Kerensky in Hindsight

Alexander Kerensky, the last Russian premier before the Bolsheviks took power, decided to continue the war with Germany. He and his nascent democracy would pay the price.

Minister-Chairman of the Russian Provisional Government Alexander Kerensky, c.1918. National Library of France. Public Domain.

‘Which Russian revolutionary leader is buried in Putney?’ It is a good question for a pub quiz. The head of Russia’s Provisional Government, Alexander Kerensky, was buried near Wimbledon Common in 1970. The 100th anniversary of the Russian Revolution offers an opportunity to revisit this figure whose impact, though fleeting, was of major importance.

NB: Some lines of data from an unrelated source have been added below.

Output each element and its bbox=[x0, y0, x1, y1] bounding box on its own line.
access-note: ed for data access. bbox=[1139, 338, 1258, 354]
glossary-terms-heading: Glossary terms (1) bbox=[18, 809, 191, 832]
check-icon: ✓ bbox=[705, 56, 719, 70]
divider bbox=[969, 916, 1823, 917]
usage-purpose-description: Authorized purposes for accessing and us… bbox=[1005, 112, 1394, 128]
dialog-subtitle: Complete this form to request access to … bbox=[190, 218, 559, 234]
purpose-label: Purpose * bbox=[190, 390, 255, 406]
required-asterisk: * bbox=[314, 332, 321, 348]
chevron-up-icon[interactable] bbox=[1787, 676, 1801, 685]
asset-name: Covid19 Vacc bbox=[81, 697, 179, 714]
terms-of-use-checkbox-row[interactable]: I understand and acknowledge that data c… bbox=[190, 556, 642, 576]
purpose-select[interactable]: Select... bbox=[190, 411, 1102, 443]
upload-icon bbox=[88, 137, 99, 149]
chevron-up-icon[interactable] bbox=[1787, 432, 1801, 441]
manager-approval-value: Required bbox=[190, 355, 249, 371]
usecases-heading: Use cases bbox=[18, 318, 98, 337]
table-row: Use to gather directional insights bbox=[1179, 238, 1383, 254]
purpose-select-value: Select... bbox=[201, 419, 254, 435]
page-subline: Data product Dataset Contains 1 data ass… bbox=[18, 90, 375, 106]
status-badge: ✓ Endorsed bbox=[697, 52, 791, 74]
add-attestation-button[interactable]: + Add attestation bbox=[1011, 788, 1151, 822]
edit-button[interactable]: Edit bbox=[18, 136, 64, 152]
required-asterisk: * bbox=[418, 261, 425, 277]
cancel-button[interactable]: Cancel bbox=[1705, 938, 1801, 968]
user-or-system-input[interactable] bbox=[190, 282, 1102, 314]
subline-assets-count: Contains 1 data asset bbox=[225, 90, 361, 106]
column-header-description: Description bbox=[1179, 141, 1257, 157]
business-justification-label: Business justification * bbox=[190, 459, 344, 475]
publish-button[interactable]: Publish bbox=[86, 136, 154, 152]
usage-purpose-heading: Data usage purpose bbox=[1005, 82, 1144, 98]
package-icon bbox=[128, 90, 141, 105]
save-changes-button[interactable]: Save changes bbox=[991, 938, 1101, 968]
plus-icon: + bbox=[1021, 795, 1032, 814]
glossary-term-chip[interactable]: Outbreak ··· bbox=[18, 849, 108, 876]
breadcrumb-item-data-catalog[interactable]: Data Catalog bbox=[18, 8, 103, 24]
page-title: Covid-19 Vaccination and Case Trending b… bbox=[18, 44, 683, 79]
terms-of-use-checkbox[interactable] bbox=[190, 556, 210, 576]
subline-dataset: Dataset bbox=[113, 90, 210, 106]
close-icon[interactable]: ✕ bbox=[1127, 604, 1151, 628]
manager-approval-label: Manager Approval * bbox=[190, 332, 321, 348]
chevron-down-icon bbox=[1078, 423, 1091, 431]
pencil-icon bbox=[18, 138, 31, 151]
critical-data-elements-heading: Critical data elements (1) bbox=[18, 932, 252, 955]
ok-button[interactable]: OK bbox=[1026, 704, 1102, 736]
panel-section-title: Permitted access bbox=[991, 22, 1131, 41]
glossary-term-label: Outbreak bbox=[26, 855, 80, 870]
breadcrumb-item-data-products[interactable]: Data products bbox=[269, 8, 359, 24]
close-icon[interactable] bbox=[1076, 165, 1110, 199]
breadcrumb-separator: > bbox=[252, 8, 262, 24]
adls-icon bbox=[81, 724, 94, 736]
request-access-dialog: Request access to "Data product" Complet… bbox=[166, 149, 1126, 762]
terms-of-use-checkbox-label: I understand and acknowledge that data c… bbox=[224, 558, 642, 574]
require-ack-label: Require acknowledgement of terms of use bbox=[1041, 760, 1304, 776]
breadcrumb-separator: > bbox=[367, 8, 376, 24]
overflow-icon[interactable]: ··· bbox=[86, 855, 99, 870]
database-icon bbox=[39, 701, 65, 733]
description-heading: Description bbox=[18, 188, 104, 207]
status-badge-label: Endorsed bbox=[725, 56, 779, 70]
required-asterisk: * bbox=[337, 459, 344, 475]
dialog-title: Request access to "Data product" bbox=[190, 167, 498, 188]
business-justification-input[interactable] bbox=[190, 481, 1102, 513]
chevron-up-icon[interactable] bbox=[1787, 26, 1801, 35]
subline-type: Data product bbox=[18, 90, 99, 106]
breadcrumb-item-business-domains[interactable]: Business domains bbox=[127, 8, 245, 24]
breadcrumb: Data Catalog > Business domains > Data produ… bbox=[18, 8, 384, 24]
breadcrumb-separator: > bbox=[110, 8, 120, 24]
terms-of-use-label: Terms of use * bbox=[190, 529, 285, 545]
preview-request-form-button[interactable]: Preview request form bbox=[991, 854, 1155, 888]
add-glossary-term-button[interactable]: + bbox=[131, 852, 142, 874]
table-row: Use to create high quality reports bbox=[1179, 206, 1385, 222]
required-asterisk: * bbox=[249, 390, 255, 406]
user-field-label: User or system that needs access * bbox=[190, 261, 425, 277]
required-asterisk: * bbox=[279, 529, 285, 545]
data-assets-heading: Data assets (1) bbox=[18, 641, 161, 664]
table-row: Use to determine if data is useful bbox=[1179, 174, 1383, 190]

Kerensky was born in Simbirsk (now Ulyanovsk) in 1881. Members of his family were friends with Lenin’s; his father taught the young Vladimir Ulyanov. After university in St Petersburg, Kerensky, who had wanted to be an actor, became a lawyer defending revolutionaries and was elected to the Fourth Duma in 1912 as a member of the Trudoviks, a non-Marxist party associated with the Socialist Revolutionary Party. A brilliant orator, he became the parliamentary leader of the socialist opposition to the government of Nicholas II and, in February 1917, called for opposition to the tsar’s decree to dissolve the Duma, encouraging the garrison soldiers to revolt and arrest tsarist ministers.